Writers of literary works say don’t go chasing an audience. Don’t picture the reader in your mind. Just focus on the story and serve the story. Basically, the exact opposite of how copywriters work.
The best copywriters are obsessed with reaching members of a pre-determined audience and moving them to act. For a copywriter, words on the page are not abstractions, they’re not hazy thoughts draped over a red velvet chair, words are the vehicle, the high-powered engine with the means to reach the desired audience and the agreed-upon end.
Not Always the Best Advice: Tell Your Story, Your Way
To highlight the “tell your story, your way” argument, I could pick out any one of a hundred pieces of writing advice. This is what screenwriter, John Milius says:
To write for someone else is the biggest mistake that any writer makes. You should be your biggest competitor, your biggest critic, your biggest fan, because you don’t know what anybody else thinks. How arrogant it is to assume that you know the market, that you know what’s popular today—only Steven Spielberg knows what’s popular today. Only Steven Spielberg will ever know what’s popular. So leave it to him. He’s the only one in the history of man who has ever figured that out.

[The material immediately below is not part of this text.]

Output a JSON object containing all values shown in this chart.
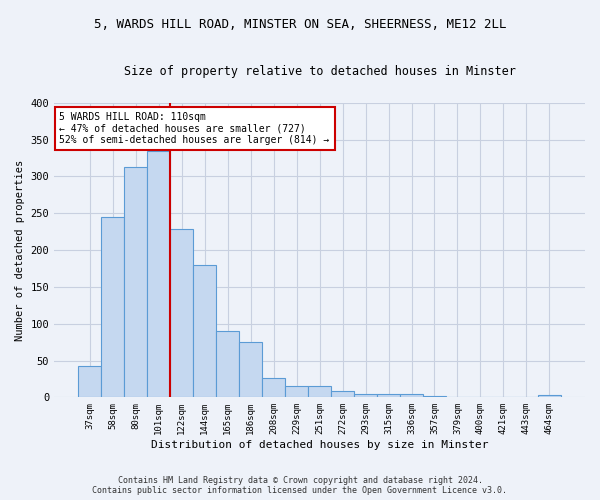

When I consider his point of view—one shared by countless other writers—part of me nods my head in agreement. Another part of me wants to scream.
The biggest mistake a writer makes is leaving untold stories withering on the vine. The biggest mistake is not writing, not believing, not developing a routine, and not improving. Writing for other people is not a mistake at all. Writing for other people is also not the same thing as compromising your values or dumbing down your work. That sometimes happens, but it’s not a pre-ordained outcome.
A writer of literary works can care about the reader and maintain their integrity. The reader is not the enemy of your best work. In fact, just the opposite. It’s readers who spend time with your work and gain something from it. To me, it seems neglectful to not consider the reader.
Cozy Up and Open Up
John Milius also suggests that it’s best for a writer to be his or her own biggest fan. I disagree. Writing is lonely work as it is, and what helps is to hear directly from a reader who knows and supports you. A few kind words from this person can help spur you on, and help you to remember to believe in yourself and the work you’re doing.
Publishing is a business and a writer has to know something about it, how it works, and who is who. The lone writer in a room is where the manufacturing of books begins, but it doesn’t end there. Getting a book into a reader’s hands requires the help of several more people. Professional people who know how to help writers make better books.
If you write experimental fiction, then cozy up to the editors, agents, publishers, and readers in that world. By immersing in a community as a reader before you step up as a writer, you instinctively know what readers want, because it’s also what you want.
Writing is about artistic self-expression.
Writing is about connecting with readers.
Both of these things are true. What I don’t like about the lack of market awareness in literary writers is the solipsistic pose. For a story to work, it needs to reach a reader, and when it does the reader ought to be changed by it. Writing when there’s a reader on the other end is an alchemical exchange. That’s exciting to consider and to consider it fully, it means keeping readers in mind.